如果两个 tensors 可以 broadcasting，那么计算过程是这样的：

如果 x 和 y 的维度不同，那么对于维度较小的 tensor 的维度补 1，使它们维度相同。
然后，对于每个维度，计算结果的维度值就是 x 和 y 中较大的那个值。

# 按照尾部维度对齐
x=torch.empty(5,1,4,1)
y=torch.empty(  3,1,1)
(x+y).size()
# 结果维度如下

torch.Size([5, 3, 4, 1])

一个不对的例子：

x=torch.empty(5,2,4,1)
y=torch.empty(3,1,1)
(x+y).size()
# 报错提示说：在 non-singleton 维度上，tensor a 和 b 的 维度应该相同。

---------------------------------------------------------------------------

RuntimeError                              Traceback (most recent call last)

<ipython-input-140-7836c771d982> in <module>
      1 x=torch.empty(5,2,4,1)
      2 y=torch.empty(3,1,1)
----> 3 (x+y).size()


RuntimeError: The size of tensor a (2) must match the size of tensor b (3) at non-singleton dimension 1

7.拼接与拆分

cat
stack
split
chunk

7.1 维度拼接

cat

numpy中使用concat，在pytorch中使用更加简写的 cat

完成一个拼接

两个向量维度相同，想要拼接的维度上的值可以不同，但是其它维度上的值必须相同。

举个例子：想将这两组班级的成绩合并起来

a[class 1-4, students, scores]

b[class 5-9, students, scores]

理解cat：

行拼接：[4, 4] 与 [5, 4] 以 dim=0（行）进行拼接 —> [9, 4] 9个班的成绩合起来
列拼接：[4, 5] 与 [4, 3] 以 dim=1（列）进行拼接 —> [4, 8] 每个班合成8项成绩

a = torch.rand(4,32,8)
b = torch.rand(5,32,8)
torch.cat([a,b],dim=0).shape # 结果就是9个班级的成绩

torch.Size([9, 32, 8])

a1 = torch.rand(4,3,32,32)
a2 = torch.rand(5,3,32,32)
torch.cat([a1,a2],dim=0).shape		# 合并第1维 理解上相当于合并batch

torch.Size([9, 3, 32, 32])

a2 = torch.rand(4,1,32,32)
torch.cat([a1,a2],dim=1).shape		# 合并第2维 理解上相当于合并为 rgba

torch.Size([4, 4, 32, 32])

a1 = torch.rand(4,3,16,32)
a2 = torch.rand(4,3,16,32)
torch.cat([a1,a2],dim=3).shape		# 合并第3维 理解上相当于合并照片的上下两半

torch.Size([4, 3, 16, 64])

# 错误示范，其他非合并dim不同
a1 = torch.rand(4,3,32,32)
torch.cat([a1,a2],dim=0).shape

---------------------------------------------------------------------------

RuntimeError                              Traceback (most recent call last)

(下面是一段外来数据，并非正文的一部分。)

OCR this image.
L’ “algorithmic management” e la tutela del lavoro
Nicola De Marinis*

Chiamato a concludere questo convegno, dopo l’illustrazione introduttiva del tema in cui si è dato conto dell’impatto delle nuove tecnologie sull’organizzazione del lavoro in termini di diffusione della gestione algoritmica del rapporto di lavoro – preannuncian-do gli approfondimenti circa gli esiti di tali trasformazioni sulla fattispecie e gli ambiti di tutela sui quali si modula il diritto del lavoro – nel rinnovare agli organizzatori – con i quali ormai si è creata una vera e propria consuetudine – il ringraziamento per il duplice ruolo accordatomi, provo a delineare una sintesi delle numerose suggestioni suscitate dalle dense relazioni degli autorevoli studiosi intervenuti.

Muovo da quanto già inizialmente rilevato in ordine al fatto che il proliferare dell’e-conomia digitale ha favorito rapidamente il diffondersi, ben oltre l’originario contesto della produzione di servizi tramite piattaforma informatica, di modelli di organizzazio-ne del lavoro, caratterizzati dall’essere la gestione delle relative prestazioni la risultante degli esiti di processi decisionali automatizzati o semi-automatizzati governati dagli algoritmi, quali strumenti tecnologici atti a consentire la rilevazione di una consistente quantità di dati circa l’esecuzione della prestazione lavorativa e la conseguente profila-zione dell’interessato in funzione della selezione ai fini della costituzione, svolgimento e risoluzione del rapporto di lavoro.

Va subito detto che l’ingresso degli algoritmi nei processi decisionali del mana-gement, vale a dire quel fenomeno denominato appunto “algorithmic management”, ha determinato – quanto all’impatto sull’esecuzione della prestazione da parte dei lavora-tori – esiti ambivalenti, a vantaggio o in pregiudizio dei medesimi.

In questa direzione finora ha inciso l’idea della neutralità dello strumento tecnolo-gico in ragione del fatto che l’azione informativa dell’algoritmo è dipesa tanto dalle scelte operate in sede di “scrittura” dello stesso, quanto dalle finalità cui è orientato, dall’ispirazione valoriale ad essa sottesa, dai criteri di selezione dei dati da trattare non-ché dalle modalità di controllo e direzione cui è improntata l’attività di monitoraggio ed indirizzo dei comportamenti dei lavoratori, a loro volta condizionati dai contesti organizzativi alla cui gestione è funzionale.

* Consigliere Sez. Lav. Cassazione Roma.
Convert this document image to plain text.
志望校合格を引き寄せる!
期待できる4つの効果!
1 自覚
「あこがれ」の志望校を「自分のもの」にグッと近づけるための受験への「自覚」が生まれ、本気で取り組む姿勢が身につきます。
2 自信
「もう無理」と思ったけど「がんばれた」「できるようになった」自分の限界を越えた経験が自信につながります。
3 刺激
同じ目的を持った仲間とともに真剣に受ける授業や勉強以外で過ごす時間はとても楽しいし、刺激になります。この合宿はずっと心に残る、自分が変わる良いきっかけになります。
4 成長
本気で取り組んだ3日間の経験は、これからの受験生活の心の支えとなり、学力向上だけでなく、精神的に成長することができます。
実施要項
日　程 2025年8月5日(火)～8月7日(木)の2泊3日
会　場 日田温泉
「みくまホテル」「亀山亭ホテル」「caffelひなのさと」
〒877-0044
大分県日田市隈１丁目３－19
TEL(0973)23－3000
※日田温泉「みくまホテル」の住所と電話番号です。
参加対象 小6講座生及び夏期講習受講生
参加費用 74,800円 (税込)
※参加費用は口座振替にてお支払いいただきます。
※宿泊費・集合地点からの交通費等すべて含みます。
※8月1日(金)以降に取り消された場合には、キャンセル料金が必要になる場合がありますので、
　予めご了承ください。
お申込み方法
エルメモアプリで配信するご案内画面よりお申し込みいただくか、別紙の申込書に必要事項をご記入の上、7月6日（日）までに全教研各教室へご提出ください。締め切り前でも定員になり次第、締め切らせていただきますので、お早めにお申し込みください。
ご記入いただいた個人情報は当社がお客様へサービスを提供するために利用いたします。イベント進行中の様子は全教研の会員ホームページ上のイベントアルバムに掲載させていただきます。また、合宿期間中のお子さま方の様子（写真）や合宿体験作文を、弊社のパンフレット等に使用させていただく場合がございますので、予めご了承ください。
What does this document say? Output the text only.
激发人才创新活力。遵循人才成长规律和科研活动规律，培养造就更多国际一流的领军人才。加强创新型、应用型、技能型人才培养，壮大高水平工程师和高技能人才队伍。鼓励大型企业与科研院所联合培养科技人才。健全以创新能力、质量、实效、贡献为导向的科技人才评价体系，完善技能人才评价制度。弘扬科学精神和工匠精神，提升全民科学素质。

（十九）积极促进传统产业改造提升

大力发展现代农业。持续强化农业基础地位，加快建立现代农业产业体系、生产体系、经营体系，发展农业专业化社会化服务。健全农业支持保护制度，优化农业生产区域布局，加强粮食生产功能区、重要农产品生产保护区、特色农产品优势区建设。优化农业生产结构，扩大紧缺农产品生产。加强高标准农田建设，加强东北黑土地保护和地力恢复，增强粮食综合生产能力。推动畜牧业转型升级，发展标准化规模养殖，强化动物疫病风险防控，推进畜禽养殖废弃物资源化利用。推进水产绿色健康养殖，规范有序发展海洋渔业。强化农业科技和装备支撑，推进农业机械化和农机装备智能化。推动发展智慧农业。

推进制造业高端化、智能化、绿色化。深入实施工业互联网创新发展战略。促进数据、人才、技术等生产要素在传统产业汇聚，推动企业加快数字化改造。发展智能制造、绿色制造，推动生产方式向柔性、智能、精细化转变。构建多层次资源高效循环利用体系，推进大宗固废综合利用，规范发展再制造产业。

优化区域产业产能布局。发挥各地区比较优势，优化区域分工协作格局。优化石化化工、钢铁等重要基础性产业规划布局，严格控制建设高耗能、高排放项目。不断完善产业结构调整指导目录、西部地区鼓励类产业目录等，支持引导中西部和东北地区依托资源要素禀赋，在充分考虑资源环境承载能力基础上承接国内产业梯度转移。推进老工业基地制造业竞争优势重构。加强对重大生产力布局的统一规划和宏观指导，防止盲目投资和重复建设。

<ipython-input-145-bc8f55519fa7> in <module>
      1 # 错误示范，其他非合并dim不同
      2 a1 = torch.rand(4,3,32,32)
----> 3 torch.cat([a1,a2],dim=0).shape


RuntimeError: Sizes of tensors must match except in dimension 0. Got 32 and 16 in dimension 2

stack

在指定维度的位置前插入新的维度。

stack需要保证两个Tensor的shape是一致的，这就像是有两类东西，它们的其它属性都是一样的（比如男的一张表，女的一张表）。使用stack时候要指定一个维度位置，在那个位置前会插入一个新的维度，因为是两类东西合并过来所以这个新的维度size是2，通过指定这个维度是0或者1来选择性别是男还是女。

a1 = torch.rand(4,3,16,32)
a2 = torch.rand(4,3,16,32) 
torch.cat([a1,a2],dim=2).shape		# 合并照片的上下部分

torch.Size([4, 3, 32, 32])

torch.stack([a1,a2],dim=2).shape	# 添加了一个维度 一个值代表上半部分，一个值代表下半部分

torch.Size([4, 3, 2, 16, 32])

a = torch.rand(32,8)
b = torch.rand(32,8)
torch.stack([a,b],dim=0).shape		# 将两个班级的学生成绩合并，添加一个新的维度

torch.Size([2, 32, 8])

7.2 维度拆分

split

split是torch.chunk（）函数的升级版本，它不仅可以按份数均匀分割，还可以按特定方案进行分割。

对一个Tensor而言，要拆分的那个维度的size就是"这个维度的总长度"了，可以指定拆分后的几个Tensor各取多少长度，或者指定每个Tensor取多少长度

源码定义：torch.split(tensor,split_size_or_sections,dim=0)

第一个参数是待分割张量
第二个参数有两种形式。
- 一种是分割份数，这就和torch.chunk（）一样了。
- 第二种这是分割方案，这是一个list，待分割张量将会分割为len（list）份，每一份的大小取决于list中的元素
第三个参数为分割维度

a = torch.rand(32,8)
b = torch.rand(32,8)
c = torch.rand(32,8)
d = torch.rand(32,8)
e = torch.rand(32,8)
f = torch.rand(32,8)
s = torch.stack([a,b,c,d,e,f],dim=0)
s.shape

torch.Size([6, 32, 8])

aa,bb = s.split(3,dim=0)	# 按数量切分，可以使用一个常数
aa.shape, bb.shape

(torch.Size([3, 32, 8]), torch.Size([3, 32, 8]))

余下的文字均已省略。